Шумова разбирает любопытство. Ему до смерти хочется знать, о чем мы говорим. Он делает вид, что дремлет, глаза закрыты. Но верить этому опасно.
— Эй, ты, поди сюда! — бросает Гюнтер, повернувшись к нам.
Шумов, всегда готовый к услугам, уже стоит на одном колене и, вопросительно улыбаясь, показывает рукой на себя.
— Иди, — подталкивает меня Аверов, — кажется, он имеет в виду тебя.
Кровь отхлынула от сердца. Наверное, вернулся фельдфебель. Если это так, Казимир Владимирович, тогда нам обоим несдобровать…
— Слушаю вас.
— Вы говорите по-немецки?
— Плохо, — отвечаю я.
— А понимать понимаете?
— Немного.
Он подает мне солдатский котелок и показывает на железную бочку с водой, стоящую поблизости.
— Ты мне будет поливай.
Гюнтер раздевается по пояс. Без очков он совсем другой: обросшее лицо кажется меньше и суше, губы тоньше. Глубокие серые глаза смотрят вроде бы строго, но даже когда он сердится, в них нет злобы и ненависти, потому что все время в их глубине прячется насмешливый огонек. У него широкая грудь, крепкие мускулы и гладкая кожа. Из ружья, прислоненного к стенке, он вынимает замок и кладет в карман брюк.
Заметив, что я облизываю пересохшие губы, Гюнтер разрешает мне напиться теплой, тухлой воды из бочки. Я смотрю, как Гюнтер намыливает лицо. Он поворачивает ко мне голову, но глаза у него плотно закрыты.
— Твоя фамилия Леви?
Некоторое время я молчу. Смахнув зеленую пену, вижу в воде свое отражение. Оно колышется вместе с маленькими волнами, поднятыми моим движением. Я и мое отражение — король пик. Но тот все-таки больше похож на человека.
И это исхудавшее, заросшее щетиной существо, не еврей, не татарин, вообще не человек, — это я?
— Моя фамилия Лев.
— А я думал, — говорит он, — что Лев имя, а не фамилия. О Льве Толстом ты слышал?

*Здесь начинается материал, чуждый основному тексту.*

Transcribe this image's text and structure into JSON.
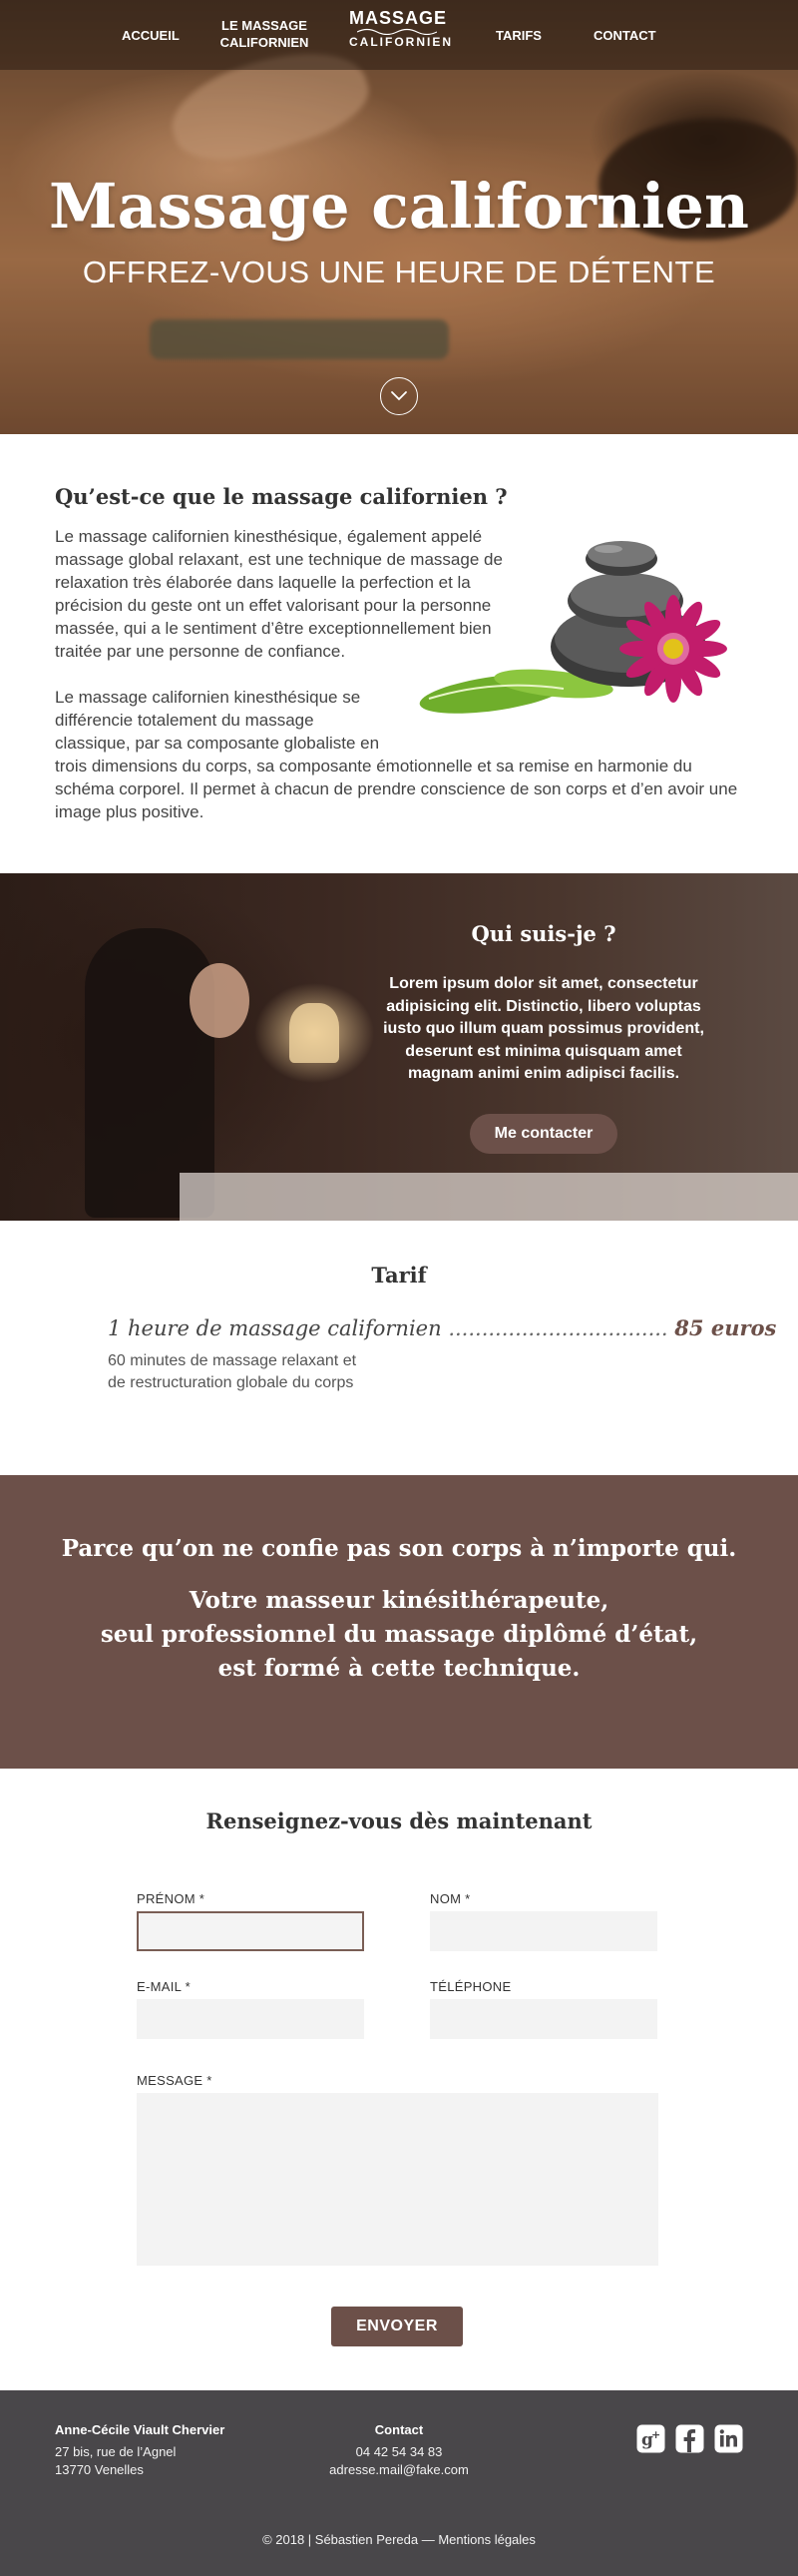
{
  "nav": {
    "accueil": "ACCUEIL",
    "le_massage": "LE MASSAGE CALIFORNIEN",
    "logo_line1": "MASSAGE",
    "logo_line2": "californien",
    "tarifs": "TARIFS",
    "contact": "CONTACT"
  },
  "hero": {
    "title": "Massage californien",
    "subtitle": "OFFREZ-VOUS UNE HEURE DE DÉTENTE"
  },
  "about": {
    "title": "Qu’est-ce que le massage californien ?",
    "paragraph1": "Le massage californien kinesthésique, également appelé massage global relaxant, est une technique de massage de relaxation très élaborée dans laquelle la perfection et la précision du geste ont un effet valorisant pour la personne massée, qui a le sentiment d’être exceptionnellement bien traitée par une personne de confiance.",
    "paragraph2a": "Le massage californien kinesthésique se différencie totalement du massage classique, par sa composante globaliste en",
    "paragraph2b": "trois dimensions du corps, sa composante émotionnelle et sa remise en harmonie du schéma corporel. Il permet à chacun de prendre conscience de son corps et d’en avoir une image plus positive."
  },
  "who": {
    "title": "Qui suis-je ?",
    "text": "Lorem ipsum dolor sit amet, consectetur adipisicing elit. Distinctio, libero voluptas iusto quo illum quam possimus provident, deserunt est minima quisquam amet magnam animi enim adipisci facilis.",
    "button": "Me contacter"
  },
  "tarif": {
    "title": "Tarif",
    "item": "1 heure de massage californien",
    "dots": ".................................",
    "price": "85 euros",
    "desc_line1": "60 minutes de massage relaxant et",
    "desc_line2": "de restructuration globale du corps"
  },
  "quote": {
    "line1": "Parce qu’on ne confie pas son corps à n’importe qui.",
    "line2": "Votre masseur kinésithérapeute,",
    "line3": "seul professionnel du massage diplômé d’état,",
    "line4": "est formé à cette technique."
  },
  "form": {
    "title": "Renseignez-vous dès maintenant",
    "prenom_label": "PRÉNOM *",
    "prenom_value": "",
    "nom_label": "NOM *",
    "nom_value": "",
    "email_label": "E-MAIL *",
    "email_value": "",
    "telephone_label": "TÉLÉPHONE",
    "telephone_value": "",
    "message_label": "MESSAGE *",
    "message_value": "",
    "submit": "ENVOYER"
  },
  "footer": {
    "name": "Anne-Cécile Viault Chervier",
    "address1": "27 bis, rue de l’Agnel",
    "address2": "13770 Venelles",
    "contact_title": "Contact",
    "phone": "04 42 54 34 83",
    "email": "adresse.mail@fake.com",
    "copyright": "© 2018 | Sébastien Pereda — Mentions légales",
    "social_icons": [
      "google-plus-icon",
      "facebook-icon",
      "linkedin-icon"
    ]
  },
  "colors": {
    "accent": "#6c5049",
    "footer_bg": "#49474a",
    "text": "#333333"
  }
}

Оказывается, даже Гюнтер считает нас дикарями.
— Слышал, — отвечаю я.
— Кто ты по профессии?
Уж конечно я ему не стану докладывать, что, если бы не война, мы были бы коллегами.
— Рабочий.
— Ах, так! Будем знакомы. Я педагог. Звать меня Гюнтер, фамилия Пургель. Не станешь ли ты уверять, что слышал и обо мне? — смеется он.
— Да! Вы лингвист, — впервые рискую заговорить с ним по-немецки, повторяя его же собственные слова: — Русская литература хорошая литература! Толстой, Тургенев. — И так же, как он в ту ночь, оглянувшись, говорю тихо, но внятно: — Горький…

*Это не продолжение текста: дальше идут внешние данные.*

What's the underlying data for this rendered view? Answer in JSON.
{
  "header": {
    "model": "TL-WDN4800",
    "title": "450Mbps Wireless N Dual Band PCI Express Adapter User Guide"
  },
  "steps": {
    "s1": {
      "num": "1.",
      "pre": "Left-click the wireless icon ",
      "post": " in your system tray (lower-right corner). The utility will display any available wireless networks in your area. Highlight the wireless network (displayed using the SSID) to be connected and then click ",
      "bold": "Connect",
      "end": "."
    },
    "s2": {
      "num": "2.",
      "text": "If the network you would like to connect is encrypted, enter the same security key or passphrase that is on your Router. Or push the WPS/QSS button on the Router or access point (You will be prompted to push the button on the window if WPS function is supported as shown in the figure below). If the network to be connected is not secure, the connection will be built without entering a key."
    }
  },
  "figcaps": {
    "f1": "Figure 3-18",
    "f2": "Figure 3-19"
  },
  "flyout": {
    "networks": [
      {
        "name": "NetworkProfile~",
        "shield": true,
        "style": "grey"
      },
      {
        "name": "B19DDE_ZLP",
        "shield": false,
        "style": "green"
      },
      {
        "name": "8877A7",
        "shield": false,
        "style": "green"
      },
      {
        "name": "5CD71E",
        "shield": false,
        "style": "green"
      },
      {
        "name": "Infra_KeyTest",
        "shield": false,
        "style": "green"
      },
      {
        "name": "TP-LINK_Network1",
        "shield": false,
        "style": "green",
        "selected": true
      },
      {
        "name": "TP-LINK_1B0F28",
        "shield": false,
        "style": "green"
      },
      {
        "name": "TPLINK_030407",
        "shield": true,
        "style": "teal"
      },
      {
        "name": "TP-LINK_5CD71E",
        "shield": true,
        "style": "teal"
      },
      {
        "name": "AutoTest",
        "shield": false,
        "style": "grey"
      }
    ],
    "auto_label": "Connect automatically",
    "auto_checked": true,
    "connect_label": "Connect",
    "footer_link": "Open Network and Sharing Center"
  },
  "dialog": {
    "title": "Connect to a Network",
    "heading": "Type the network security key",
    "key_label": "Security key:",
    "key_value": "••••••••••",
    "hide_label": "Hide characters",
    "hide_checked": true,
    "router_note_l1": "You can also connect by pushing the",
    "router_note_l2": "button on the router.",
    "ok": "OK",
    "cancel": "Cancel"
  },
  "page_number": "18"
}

— Доннерветтер! Что за чудеса?
— Никаких чудес, господин Пургель. Вы меня уже однажды спасли. Вспомните. Осенняя ночь. Вы стояли на посту, а меня мой товарищ, тоже педагог, тащил в лазарет. Не помните? Осветив меня карманным фонариком, вы сказали: «Рус капут…» Скажите, пожалуйста, больше вы моего друга не встречали?
— Нет. Хотя погоди… Однажды во время моего дежурства на кухне он подошел ко мне. Ну, человече, если ты не врешь, значит, родился в сорочке. Скажи-ка мне, Леви, да не бойся ты, ради бога, мне это важно знать: ты еврей?
— Моя фамилия Лев.
— Знаю. Вчера, когда ты спал, приходил фельдфебель, тот, с которым мы тогда вместе стояли на посту. Твоя фамилия ему кажется подозрительной. Понятно? Сам по себе он вовсе не плохой человек, да только вот фельдфебеля получил совсем недавно, а новая метла, как известно, чисто метет… Предупреждаю: сегодня вам придется пройти медицинское освидетельствование. Скажи, Леви, могу я тебе, камрад, чем-нибудь помочь?

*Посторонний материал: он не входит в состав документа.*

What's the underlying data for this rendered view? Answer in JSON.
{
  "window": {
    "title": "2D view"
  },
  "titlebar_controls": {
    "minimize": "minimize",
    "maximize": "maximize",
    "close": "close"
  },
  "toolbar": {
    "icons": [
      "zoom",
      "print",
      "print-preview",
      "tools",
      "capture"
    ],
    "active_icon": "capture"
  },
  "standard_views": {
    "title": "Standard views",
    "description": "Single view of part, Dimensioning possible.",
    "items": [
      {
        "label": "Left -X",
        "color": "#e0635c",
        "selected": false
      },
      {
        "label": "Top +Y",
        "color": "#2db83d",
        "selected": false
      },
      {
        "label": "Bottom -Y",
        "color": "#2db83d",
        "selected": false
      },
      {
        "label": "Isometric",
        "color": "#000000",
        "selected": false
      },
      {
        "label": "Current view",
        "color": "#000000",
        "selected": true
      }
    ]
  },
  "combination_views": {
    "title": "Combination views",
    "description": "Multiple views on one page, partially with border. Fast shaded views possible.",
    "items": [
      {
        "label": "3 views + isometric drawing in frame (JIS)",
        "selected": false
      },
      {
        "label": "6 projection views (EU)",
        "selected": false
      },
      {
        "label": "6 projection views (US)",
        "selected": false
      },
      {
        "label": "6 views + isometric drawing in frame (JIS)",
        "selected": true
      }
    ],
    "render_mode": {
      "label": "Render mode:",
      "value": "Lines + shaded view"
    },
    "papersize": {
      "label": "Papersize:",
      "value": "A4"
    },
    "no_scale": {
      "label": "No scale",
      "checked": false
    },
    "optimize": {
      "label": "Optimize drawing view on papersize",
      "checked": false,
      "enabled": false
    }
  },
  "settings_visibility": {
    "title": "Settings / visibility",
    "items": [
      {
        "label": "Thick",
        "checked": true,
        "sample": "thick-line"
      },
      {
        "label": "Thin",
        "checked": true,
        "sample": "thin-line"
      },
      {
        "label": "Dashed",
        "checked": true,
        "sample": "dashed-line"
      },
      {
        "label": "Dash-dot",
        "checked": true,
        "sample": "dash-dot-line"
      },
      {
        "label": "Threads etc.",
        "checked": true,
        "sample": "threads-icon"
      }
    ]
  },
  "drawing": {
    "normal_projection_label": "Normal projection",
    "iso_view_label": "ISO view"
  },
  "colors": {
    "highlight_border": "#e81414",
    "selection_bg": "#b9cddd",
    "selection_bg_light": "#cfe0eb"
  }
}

Хотя слово «камрад» прозвучало тепло и сердечно, я все никак не могу забыть, что на нем серо-зеленый мундир. И если бы не широкая, открытая улыбка, он бы узнал от меня не больше, чем от той стенки, к которой прислонил свою винтовку.
— Помоги, камрад!
И, сам испугавшись вырвавшегося признания, тут же добавляю:
— Моя фамилия Лев.
Почувствовав мое замешательство, он взволнованно спрашивает:
— Еще кто-нибудь об этом знает?
— Нет.
— А тот, твой приятель, педагог, тот знал?
— Да.
Гюнтер надевает очки, нервным движением снова срывает их, вытирает стекла, жмурит близорукие глаза, а с его лица не сходит выражение крайнего недоумения.
Мое недоверие развеялось окончательно, когда он мне крепко пожал руку и торжественно, как клятву, произнес:
— Спасибо. Если мне не суждено погибнуть, до конца своей жизни буду гордиться, что ты доверился мне…
Гюнтер ввел меня в вахтерку, дал кусок хлеба с маслом. Сам он встал у дверей и с видом человека, занятого важным делом, стал усердно чистить замок ружья.